I think none is so critical as climate change and the loss of our planet’s biodiversity. And while scientists can sound the alarm about these crises, achieving action relies on policy makers and politicians understanding and heeding the warnings.
So, how do we take a complex issue like the science of climate change and explain it in a way that is useful for policy making?
Incorporating dissent
A unique model is the Intergovernmental Panel on Climate Change (IPCC) – the world’s leading authority on climate change and its impacts. Its first assessment report served as the basis for negotiating the United Nations Framework Convention on Climate Change (UNFCCC) and ultimately the Kyoto Protocol.
The Panel’s role is to assess on a comprehensive, objective, open and transparent basis the best available scientific, technical and socio-economic information on climate change from around the world. IPCC reports seek to ensure a balanced reporting of existing viewpoints, which means incorporating the views of scientists that may differ significantly from the majority.
In this way the IPCC is able to build a consensus view of the current state of the weight of opinion on climate change, which is why its work is strongly supported by the Royal Society and other national science academies. However, the scientific consensus is sometimes misunderstood to mean that scientists have some kind of compromise position which, in effect, silences all dissenting voices. But in fact dissenting voices are incorporated into the IPCC’s reports by explicitly expressing the degree and nature of uncertainty involved in specific aspects of the scientific understanding.
Open to questioning
In the early stages of studying a new phenomenon, many ideas usually contend, each attracting supporters who form a kind of many-hills landscape of opinion. As observation and information accumulates, some ideas fail experimental tests, and the landscape simplifies. Eventually, as in the understanding that HIV causes AIDS or that smoking is a major cause of lung cancer – one peak dominates the scientific landscape. Even so, some adherents of earlier ideas cling doggedly to their original views: you can still assemble a handful of ‘deniers’ who assert that HIV does not cause AIDS, that smoking does not cause lung cancer, or that climate change is not human associated.

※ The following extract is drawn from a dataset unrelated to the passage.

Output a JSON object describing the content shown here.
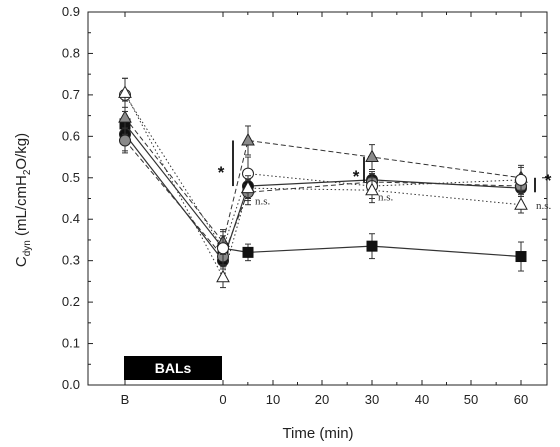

All this being said, it is hugely important that scientists do not convey a false sense of certainty, for example by attributing extreme weather events entirely to climate change (even though such change may play a significant part in changing the likelihood or severity of such an event). Above all, science should always be open to honest questioning.
However, because of this process of building knowledge, let us be clear that the science of climate change is now certain enough for us all to demand that our leaders take prompt action to cut emissions of greenhouse gases.
Off targets on biodiversity
In contrast to climate change, the loss of biodiversity on our planet is an issue where there is less controversy about the nature of the problem (although here too, there is a denial lobby, involving many of the same characters who deny the reality of climate change). Even here, however, this has not generated the kind of action that we would hope for.
The living world is disappearing before our eyes. According to the Millennium Ecosystem Assessment, published earlier this year, approximately 60 percent of the ecosystem services that support life on Earth – such as fresh water, exploited fisheries, air and water cleansing and regulation, and the regulation of pests, climate, and natural hazards – are being degraded or used unsustainably.
One of the targets that came out of the World Summit on Sustainable Development in Johannesburg in 2002 was to achieve ‘a significant reduction in the current rate of biodiversity loss by 2010’. The EU has set the challenging target of halting biodiversity loss by 2010. Despite the scientists’ warnings it’s not clear what progress, if any, we are making towards the targets – and not just because, as the Royal Society warned in its report in 2003, no appropriate measures of progress have yet been agreed.
The big events which caused previous waves of extinctions demonstrate the long-term resilience of life on Earth. However while advances in science and technology may allow humans to survive in a Bladerunner-esque kind of world with depleted natural resources and an uncertain climate, we must ask ourselves if this is the kind of world that we want our children to live in.